I set up this archive because I saw the need for a collation of nuclear material on the net. To make informed decisions one needs correct and relevant knowledge. Equipped with these brief notes, and other material found in the References, you can be more informed on the proliferation issue.
Please note that some of the material in the archive is pure assumption. To support or deny some of the statements requires an extensive weapons testing program. Please use the material as a guide only, and always check the factual base of the material, no matter where it comes from.

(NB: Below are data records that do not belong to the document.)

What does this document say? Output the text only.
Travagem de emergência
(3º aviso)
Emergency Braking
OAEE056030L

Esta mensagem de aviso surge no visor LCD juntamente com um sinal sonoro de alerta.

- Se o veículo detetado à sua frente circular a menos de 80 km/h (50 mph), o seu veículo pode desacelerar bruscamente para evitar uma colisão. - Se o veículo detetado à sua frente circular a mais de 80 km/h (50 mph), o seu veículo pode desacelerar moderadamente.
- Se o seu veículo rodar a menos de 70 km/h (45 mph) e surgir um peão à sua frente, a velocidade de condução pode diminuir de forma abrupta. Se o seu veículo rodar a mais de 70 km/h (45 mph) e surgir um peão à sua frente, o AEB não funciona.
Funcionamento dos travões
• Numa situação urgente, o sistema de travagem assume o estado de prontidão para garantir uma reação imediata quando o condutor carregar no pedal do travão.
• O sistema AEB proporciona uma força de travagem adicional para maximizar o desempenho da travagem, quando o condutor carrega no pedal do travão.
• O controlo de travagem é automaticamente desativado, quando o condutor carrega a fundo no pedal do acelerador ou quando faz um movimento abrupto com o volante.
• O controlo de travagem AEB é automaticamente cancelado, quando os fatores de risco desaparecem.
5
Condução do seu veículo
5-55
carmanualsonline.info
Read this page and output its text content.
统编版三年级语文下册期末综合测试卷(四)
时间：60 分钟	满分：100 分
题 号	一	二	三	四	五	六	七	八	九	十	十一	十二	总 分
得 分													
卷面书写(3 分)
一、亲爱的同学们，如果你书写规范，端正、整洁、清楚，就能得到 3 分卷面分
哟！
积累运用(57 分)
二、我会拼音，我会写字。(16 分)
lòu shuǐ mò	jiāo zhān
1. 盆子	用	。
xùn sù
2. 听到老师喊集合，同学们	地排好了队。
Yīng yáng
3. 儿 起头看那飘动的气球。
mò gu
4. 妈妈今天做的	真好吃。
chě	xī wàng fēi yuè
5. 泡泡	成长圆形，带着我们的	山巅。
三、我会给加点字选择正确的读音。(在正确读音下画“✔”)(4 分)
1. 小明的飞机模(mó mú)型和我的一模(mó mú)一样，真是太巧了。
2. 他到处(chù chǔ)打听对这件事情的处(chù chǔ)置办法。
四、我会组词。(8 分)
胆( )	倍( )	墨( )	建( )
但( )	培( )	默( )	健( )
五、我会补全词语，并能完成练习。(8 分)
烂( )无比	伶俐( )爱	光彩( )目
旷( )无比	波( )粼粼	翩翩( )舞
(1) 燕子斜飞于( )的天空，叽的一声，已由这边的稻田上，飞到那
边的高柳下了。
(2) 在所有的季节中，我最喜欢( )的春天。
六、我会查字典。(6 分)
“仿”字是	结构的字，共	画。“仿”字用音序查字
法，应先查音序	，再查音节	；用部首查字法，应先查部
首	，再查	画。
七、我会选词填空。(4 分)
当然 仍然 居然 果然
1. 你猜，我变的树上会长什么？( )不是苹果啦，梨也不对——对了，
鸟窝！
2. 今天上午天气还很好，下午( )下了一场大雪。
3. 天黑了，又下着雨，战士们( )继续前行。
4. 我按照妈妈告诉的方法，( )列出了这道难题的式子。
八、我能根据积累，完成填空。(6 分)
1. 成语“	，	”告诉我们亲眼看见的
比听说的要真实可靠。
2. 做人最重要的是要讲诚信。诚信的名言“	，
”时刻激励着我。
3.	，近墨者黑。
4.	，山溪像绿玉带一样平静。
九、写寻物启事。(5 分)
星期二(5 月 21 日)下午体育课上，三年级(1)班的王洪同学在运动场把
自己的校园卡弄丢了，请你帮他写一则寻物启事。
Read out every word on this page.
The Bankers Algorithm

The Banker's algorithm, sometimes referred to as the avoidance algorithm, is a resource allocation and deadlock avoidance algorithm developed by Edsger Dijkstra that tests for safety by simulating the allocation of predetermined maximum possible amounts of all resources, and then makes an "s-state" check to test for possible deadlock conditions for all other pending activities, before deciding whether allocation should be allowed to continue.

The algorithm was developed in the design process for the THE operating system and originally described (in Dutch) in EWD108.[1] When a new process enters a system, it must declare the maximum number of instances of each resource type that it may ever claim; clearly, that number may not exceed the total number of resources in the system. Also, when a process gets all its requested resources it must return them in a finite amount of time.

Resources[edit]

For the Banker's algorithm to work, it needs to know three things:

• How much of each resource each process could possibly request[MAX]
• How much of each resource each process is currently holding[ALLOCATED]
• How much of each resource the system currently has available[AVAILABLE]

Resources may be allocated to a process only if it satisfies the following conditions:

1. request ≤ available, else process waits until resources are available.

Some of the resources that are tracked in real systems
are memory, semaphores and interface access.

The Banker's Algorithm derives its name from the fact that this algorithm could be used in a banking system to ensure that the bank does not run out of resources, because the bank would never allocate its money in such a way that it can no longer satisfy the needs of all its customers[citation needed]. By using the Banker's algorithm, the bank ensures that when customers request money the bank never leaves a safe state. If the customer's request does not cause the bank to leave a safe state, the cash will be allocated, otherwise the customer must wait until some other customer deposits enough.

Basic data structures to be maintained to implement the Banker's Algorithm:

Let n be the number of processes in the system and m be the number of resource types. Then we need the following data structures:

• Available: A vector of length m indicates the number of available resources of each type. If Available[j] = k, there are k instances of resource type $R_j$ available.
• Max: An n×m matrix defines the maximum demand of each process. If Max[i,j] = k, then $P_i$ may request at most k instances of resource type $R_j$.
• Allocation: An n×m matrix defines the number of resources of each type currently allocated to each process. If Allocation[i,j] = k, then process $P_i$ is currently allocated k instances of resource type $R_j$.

Note on this Archive's History
The HEW Archive was at Melbourne University, Australia for a year, until it was closed down by enforcement of university regulations concerning use of computing facilities. On its impending closure, however, Xgateway Finland Ltd offered it a new home in Espoo, Finland, just outside Helsinki.
Note on the Archive Maintainer
Gary Au was born in 1971, Hong Kong, and is a naturalised Australian citizen. He holds a BSc(Hons) in theoretical physics from Melbourne University, Australia. He is currently submitting a PhD on theoretical particle physics at the same institution.